Notre auteur semble, d’ailleurs, ne pas craindre la contradiction, car un peu plus loin[2], nous l’entendons poser cette affirmation : « On ne peut pas dire que les lieux meuvent par attraction, comme l’aimant attire le fer ; en effet, s’il en était ainsi, un corps tomberait d’autant plus lentement qu’il est plus lourd. »


B. La pluralité des Mondes


Le problème de la pluralité des Mondes a fourni à Jean le Tourneur une des occasions où il a parlé de la chute accélérée des graves. Ce problème, il le traite[3] exactement suivant la même méthode qu’Aristote, et ses conclusions sont celles du Philosophe.

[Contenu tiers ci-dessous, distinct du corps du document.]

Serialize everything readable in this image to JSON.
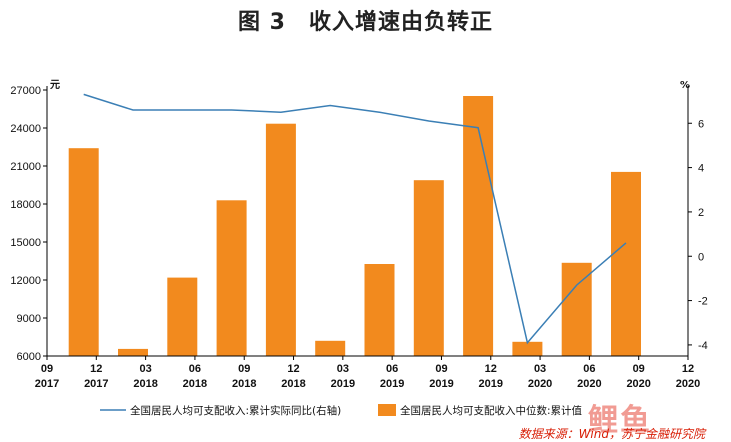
{
  "title": "图 3　收入增速由负转正",
  "source": "数据来源：Wind，苏宁金融研究院",
  "watermark": "鲤鱼",
  "colors": {
    "bar": "#f28a1e",
    "line": "#3b7fb5",
    "axis": "#000000"
  },
  "chart_data": {
    "type": "bar",
    "categories": [
      [
        "12",
        "2017"
      ],
      [
        "03",
        "2018"
      ],
      [
        "06",
        "2018"
      ],
      [
        "09",
        "2018"
      ],
      [
        "12",
        "2018"
      ],
      [
        "03",
        "2019"
      ],
      [
        "06",
        "2019"
      ],
      [
        "09",
        "2019"
      ],
      [
        "12",
        "2019"
      ],
      [
        "03",
        "2020"
      ],
      [
        "06",
        "2020"
      ],
      [
        "09",
        "2020"
      ]
    ],
    "x_edge_labels": {
      "start": [
        "09",
        "2017"
      ],
      "end": [
        "12",
        "2020"
      ]
    },
    "left_axis": {
      "unit": "元",
      "ylim": [
        6000,
        27000
      ],
      "ticks": [
        6000,
        9000,
        12000,
        15000,
        18000,
        21000,
        24000,
        27000
      ]
    },
    "right_axis": {
      "unit": "%",
      "ylim": [
        -4.5,
        7.5
      ],
      "ticks": [
        -4,
        -2,
        0,
        2,
        4,
        6
      ]
    },
    "series": [
      {
        "name": "全国居民人均可支配收入中位数:累计值",
        "kind": "bar",
        "axis": "left",
        "values": [
          22408,
          6564,
          12188,
          18292,
          24336,
          7199,
          13262,
          19882,
          26523,
          7124,
          13358,
          20533
        ]
      },
      {
        "name": "全国居民人均可支配收入:累计实际同比(右轴)",
        "kind": "line",
        "axis": "right",
        "values": [
          7.3,
          6.6,
          6.6,
          6.6,
          6.5,
          6.8,
          6.5,
          6.1,
          5.8,
          -3.9,
          -1.3,
          0.6
        ]
      }
    ],
    "legend_position": "bottom",
    "grid": false
  }
}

« Première conclusion : S’il y avait plusieurs mondes, la terre de l’un de ces mondes se mouvrait naturellement vers le centre d’un autre, et le feu du premier vers le lieu propre au feu du second…

» Seconde conclusion : Il n’y a pas plusieurs mondes,… car s’il y en avait plusieurs, la terre de l’un se porterait au centre de l’autre ; elle monterait donc naturellement, ce qui est impossible. »

  1. Joannis Versoris Op. laud., lib. II, quæst. VIII ; éd. cit., fol. XXVIII, col. a.
  2. Joannis Versoris Op. laud., lib. IV, quæst. t. IV ; éd. cit., fol. II, col. b.
  3. Joannis Versoris Op. laud., lib, I, quæst. XII ; éd. cit., fol. XIII, col. b, c et d.